Ya he escrito sobre esto antes, pero quiero contar la historia de nuevo. Sucedió, supongo, alrededor de 1981 o 1982, a las puertas del Bistrot, un bar en el centro histórico de Girona, España. Iba caminando hacia la universidad con mi compañero de clase Xavier Coromina cuando se detuvo a saludar a un chico que era un poco mayor que nosotros, parecía un vendedor ambulante hippie y tenía acento latinoamericano, mexicano o argentino o chileno (en ese entonces no podía distinguir uno del otro). Hablaron. En un momento dado Coromina le preguntó al chico cómo iban las cosas con la novela que estaba escribiendo. Puso cara de escepticismo y respondió: “Va, va, pero quién sabe hacia dónde va realmente”. Así fue, y la frase quedó grabada en mi mente, tal vez porque, aunque en secreto quería ser escritor, a mis diecinueve años todavía no había reunido el coraje para admitirlo, y me impresionó la naturalidad con la que aquel tipo —el primer novelista real o imaginario con el que me cruzaba en mi vida— hablaba de su proyectada novela. Por supuesto, estaba seguro de que nunca volvería a saber de él, de que nunca sería un novelista propiamente dicho o sólo sería uno de tantos novelistas latinoamericanos de su generación, frustrados por el desarraigo, la bohemia y la pobreza, pero siete u ocho años después, mientras escribía mi segunda novela en Estados Unidos, incluí una escena en la que un personaje le pregunta a otro cómo va su tesis doctoral, y el otro le responde: “Va, va, pero quién sabe hacia dónde va realmente”.

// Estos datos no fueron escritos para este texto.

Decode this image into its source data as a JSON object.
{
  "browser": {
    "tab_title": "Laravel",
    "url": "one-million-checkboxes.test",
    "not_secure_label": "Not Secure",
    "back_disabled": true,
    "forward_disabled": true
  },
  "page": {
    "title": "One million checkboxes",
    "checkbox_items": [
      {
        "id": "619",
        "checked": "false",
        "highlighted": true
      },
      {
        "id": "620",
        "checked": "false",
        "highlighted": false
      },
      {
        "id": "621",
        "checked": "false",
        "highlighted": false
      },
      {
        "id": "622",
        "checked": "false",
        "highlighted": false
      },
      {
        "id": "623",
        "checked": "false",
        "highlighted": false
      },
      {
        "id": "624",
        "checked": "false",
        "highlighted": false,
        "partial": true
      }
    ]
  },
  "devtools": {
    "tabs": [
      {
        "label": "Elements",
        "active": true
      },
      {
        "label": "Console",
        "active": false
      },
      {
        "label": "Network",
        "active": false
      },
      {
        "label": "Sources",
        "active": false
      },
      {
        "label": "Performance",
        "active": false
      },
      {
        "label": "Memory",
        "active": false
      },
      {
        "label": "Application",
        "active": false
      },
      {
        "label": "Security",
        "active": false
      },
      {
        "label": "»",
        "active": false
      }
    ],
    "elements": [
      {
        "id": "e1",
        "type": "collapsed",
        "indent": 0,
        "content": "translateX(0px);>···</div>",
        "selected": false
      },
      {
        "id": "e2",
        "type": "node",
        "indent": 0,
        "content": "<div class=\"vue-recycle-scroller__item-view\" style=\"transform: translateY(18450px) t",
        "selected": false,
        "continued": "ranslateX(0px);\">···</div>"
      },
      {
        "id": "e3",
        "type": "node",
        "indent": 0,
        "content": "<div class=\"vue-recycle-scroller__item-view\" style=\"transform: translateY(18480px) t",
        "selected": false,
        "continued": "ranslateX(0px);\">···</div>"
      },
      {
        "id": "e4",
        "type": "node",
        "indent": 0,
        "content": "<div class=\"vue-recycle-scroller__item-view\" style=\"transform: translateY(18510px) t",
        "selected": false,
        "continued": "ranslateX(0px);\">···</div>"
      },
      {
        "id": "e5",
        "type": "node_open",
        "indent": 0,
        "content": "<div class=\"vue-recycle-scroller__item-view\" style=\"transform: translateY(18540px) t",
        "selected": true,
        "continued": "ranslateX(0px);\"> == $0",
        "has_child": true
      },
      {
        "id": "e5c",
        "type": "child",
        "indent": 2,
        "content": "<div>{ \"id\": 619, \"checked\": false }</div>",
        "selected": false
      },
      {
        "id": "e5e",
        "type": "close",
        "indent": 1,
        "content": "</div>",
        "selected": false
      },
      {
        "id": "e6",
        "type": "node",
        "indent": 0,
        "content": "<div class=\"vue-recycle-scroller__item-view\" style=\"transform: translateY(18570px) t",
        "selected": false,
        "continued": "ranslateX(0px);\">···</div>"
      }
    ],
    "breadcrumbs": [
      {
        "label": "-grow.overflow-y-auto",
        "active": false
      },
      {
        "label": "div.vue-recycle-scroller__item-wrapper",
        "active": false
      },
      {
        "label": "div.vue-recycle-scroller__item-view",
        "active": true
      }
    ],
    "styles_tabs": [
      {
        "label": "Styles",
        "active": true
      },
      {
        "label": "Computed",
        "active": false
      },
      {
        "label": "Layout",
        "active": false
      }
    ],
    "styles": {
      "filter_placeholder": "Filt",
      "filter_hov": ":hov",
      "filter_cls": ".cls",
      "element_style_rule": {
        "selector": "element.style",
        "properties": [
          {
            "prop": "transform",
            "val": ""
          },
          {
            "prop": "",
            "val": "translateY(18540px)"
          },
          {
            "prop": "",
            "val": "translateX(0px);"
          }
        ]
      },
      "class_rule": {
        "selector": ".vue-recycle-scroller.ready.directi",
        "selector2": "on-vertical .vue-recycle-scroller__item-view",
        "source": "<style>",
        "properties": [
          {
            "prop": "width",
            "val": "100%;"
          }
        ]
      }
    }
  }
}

El tiempo pasa, y ya no son siete u ocho años, sino quince o dieciséis. Estamos en diciembre de 1997. Vivo en Barcelona, pero me he ido a Girona a escribir un artículo para El País sobre una exposición de un amigo de la infancia, David Sanmiguel. Al mismo tiempo que la inauguración, en la Llibreria 22 —justo enfrente de la pinacoteca— Ponç Puigdevall presenta un de Roberto Bolaño. A estas alturas, Bolaño ha publicado en rápida sucesión "Literatura nazi en América" y "Estrella distante", y su nombre empieza a resonar en ciertos círculos literarios. Pero yo, que estoy totalmente fuera de esos círculos a pesar de haber publicado tres novelas, todavía no lo he leído, y sólo he oído hablar de él por Enrique Vila-Matas, que es amigo común. Antes de la inauguración, tomo un café con Bolaño y Puigdevall. Bolaño me cuenta que vive en Blanes, que sólo escribe, que se gana la vida —“muy modestamente”, subraya— con la literatura. De repente, mientras lo escucho hablar, tengo una corazonada. Le pregunto a Bolaño si vivía en Girona a principios de los ochenta; me dice que sí. Le pregunto si conocía a Xavier Coromina; me dice que sí. Entonces le cuento nuestro encuentro fugaz a la salida del Bistrot y, ya dentro de la Llibreria 22, le muestro el pasaje de mi segunda novela en el que un personaje dice que va a hacer su tesis, pero quién sabe hacia dónde va realmente. Bolaño se ríe; yo también me río.
Esa velada termina a las cinco de la mañana, después de pasarme la noche gritando “ ¡Viva Bolaño! ”, como si quisiera gritar a los cuatro vientos que, contra todo pronóstico, el buhonero hippie que conocí a los diecinueve años no se había dejado vencer, sino que se había convertido en un verdadero escritor. Unos días después llega a mi casa un ejemplar de "Estrella distante"; Bolaño lo había enviado. En una de las páginas en blanco antes de la portada había escrito unas palabras excesivamente generosas sobre mi segunda novela; terminaban con: “¡Viva Cercas!”.